I am tempted to call this entry: Quarantine, Day 3

foggy view of river outlined by bridge
Wednesday Morning Walk - Bridge over the Cottonwood River
Gloomy morning, but the company was good!


When R and I lived in Houston, we had the pleasure of living there through one significant hurricane watch. It was fascinating to me. They gave away hurricane tracking sheets at the grocery store checkouts, and we watched the grocery store shelves empty in the week leading up to landfall. In the end, the hurricane resulted in a lot of rain for us, some flooding in the downtown area, and things returned to normal fairly quickly.

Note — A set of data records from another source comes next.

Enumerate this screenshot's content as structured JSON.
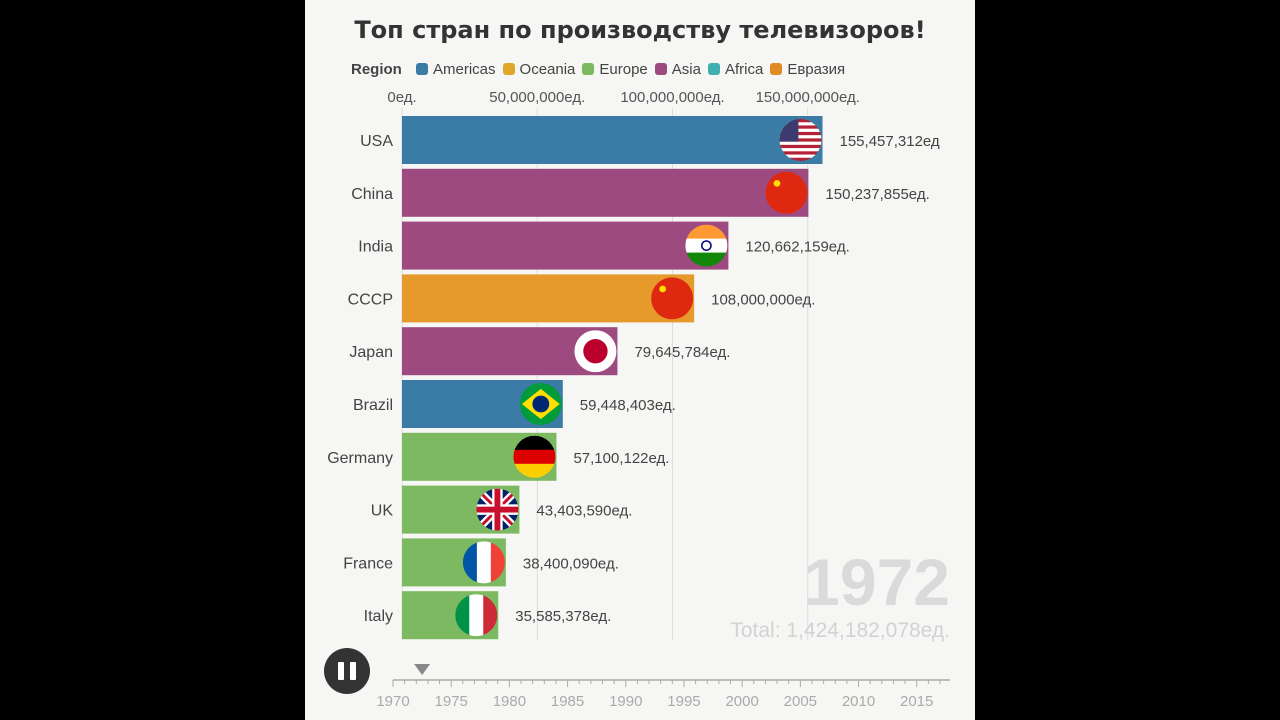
{
  "title": "Топ стран по производству телевизоров!",
  "legend": {
    "title": "Region",
    "items": [
      {
        "label": "Americas",
        "color": "#3a7ca5"
      },
      {
        "label": "Oceania",
        "color": "#e0a72a"
      },
      {
        "label": "Europe",
        "color": "#7cb960"
      },
      {
        "label": "Asia",
        "color": "#9c4a80"
      },
      {
        "label": "Africa",
        "color": "#3fb0b0"
      },
      {
        "label": "Евразия",
        "color": "#e08b24"
      }
    ]
  },
  "chart_data": {
    "type": "bar",
    "orientation": "horizontal",
    "title": "Топ стран по производству телевизоров!",
    "xlim": [
      0,
      200000000
    ],
    "x_ticks": [
      {
        "value": 0,
        "label": "0ед."
      },
      {
        "value": 50000000,
        "label": "50,000,000ед."
      },
      {
        "value": 100000000,
        "label": "100,000,000ед."
      },
      {
        "value": 150000000,
        "label": "150,000,000ед."
      }
    ],
    "bars": [
      {
        "category": "USA",
        "value": 155457312,
        "label": "155,457,312ед",
        "region": "Americas",
        "color": "#3a7ca5",
        "flag": "usa-flag-icon"
      },
      {
        "category": "China",
        "value": 150237855,
        "label": "150,237,855ед.",
        "region": "Asia",
        "color": "#9c4a80",
        "flag": "china-flag-icon"
      },
      {
        "category": "India",
        "value": 120662159,
        "label": "120,662,159ед.",
        "region": "Asia",
        "color": "#9c4a80",
        "flag": "india-flag-icon"
      },
      {
        "category": "CCCP",
        "value": 108000000,
        "label": "108,000,000ед.",
        "region": "Евразия",
        "color": "#e59a2b",
        "flag": "ussr-flag-icon"
      },
      {
        "category": "Japan",
        "value": 79645784,
        "label": "79,645,784ед.",
        "region": "Asia",
        "color": "#9c4a80",
        "flag": "japan-flag-icon"
      },
      {
        "category": "Brazil",
        "value": 59448403,
        "label": "59,448,403ед.",
        "region": "Americas",
        "color": "#3a7ca5",
        "flag": "brazil-flag-icon"
      },
      {
        "category": "Germany",
        "value": 57100122,
        "label": "57,100,122ед.",
        "region": "Europe",
        "color": "#7cb960",
        "flag": "germany-flag-icon"
      },
      {
        "category": "UK",
        "value": 43403590,
        "label": "43,403,590ед.",
        "region": "Europe",
        "color": "#7cb960",
        "flag": "uk-flag-icon"
      },
      {
        "category": "France",
        "value": 38400090,
        "label": "38,400,090ед.",
        "region": "Europe",
        "color": "#7cb960",
        "flag": "france-flag-icon"
      },
      {
        "category": "Italy",
        "value": 35585378,
        "label": "35,585,378ед.",
        "region": "Europe",
        "color": "#7cb960",
        "flag": "italy-flag-icon"
      }
    ],
    "year": "1972",
    "total": "Total: 1,424,182,078ед."
  },
  "timeline": {
    "ticks": [
      "1970",
      "1975",
      "1980",
      "1985",
      "1990",
      "1995",
      "2000",
      "2005",
      "2010",
      "2015"
    ],
    "range": [
      1970,
      2017
    ],
    "current": 1972.5
  }
}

The whole experience was so bizarre to me. This sitting and waiting and worrying for something that was on the way, and might or might not hit us hard. I told my co-workers, who were terrified at the thought of a tornado, that I'd take a tornado over a hurricane any day of the week. In the days leading up to a tornado, life goes on as usual. Sure, the storm itself can be spooky. Terrifying, even, depending on how close it gets. But we didn't worry ourselves into a frenzy over it. Fast-forward 24 years and social media makes a lot of storms feel more like that hurricane watch in Houston than the tornadoes of my youth in Kansas. And this... pandemic, which still sounds like such a storybook word, though my goodness how our language has changed in the last 24, 48, 72 hours... this is like that hurricane watch, but on the big screen.

Stay at home-social distancing guidelines, in theory, shouldn't impact my day-to-day life all that much. The office is just us, the same people who live at home, so going to work doesn't generally involve hanging around with others. On a full day, I might visit the post office and the bank, hit the grocery store on the way home. I did all of those things on Monday and Tuesday looked somewhat similar. Today I ventured off to Lawrence to bring the big furniture back from K's dorm room. The entire drive, I kept thinking about how normal everything looked. The grass is getting green, the days are getting warmer. But when I got out of the car--to get gas, to help my son carry his stuff to the car, to grab a drink for the ride back from the grocery store--it was so clear how much has changed in such little time. It's mostly an internal shift, a state of mind (though there were far fewer people out and about than I would usually see in Lawrence on a typical Wednesday afternoon).

I am so rusty--or maybe it is that the distractions are coming fast and from so many directions--that these few paragraphs have taken me most of the day to construct. I'm not seriously calling this a quarantine journal, but when I made a list of self-care possibilities, the daily, or near daily blog post kept returning to me as something that I once found very satisfying. It was also very satisfying to spend some time on my long-neglected website, tidying things up for a few hours.

No promises. I am here today. We will see what becomes of it tomorrow.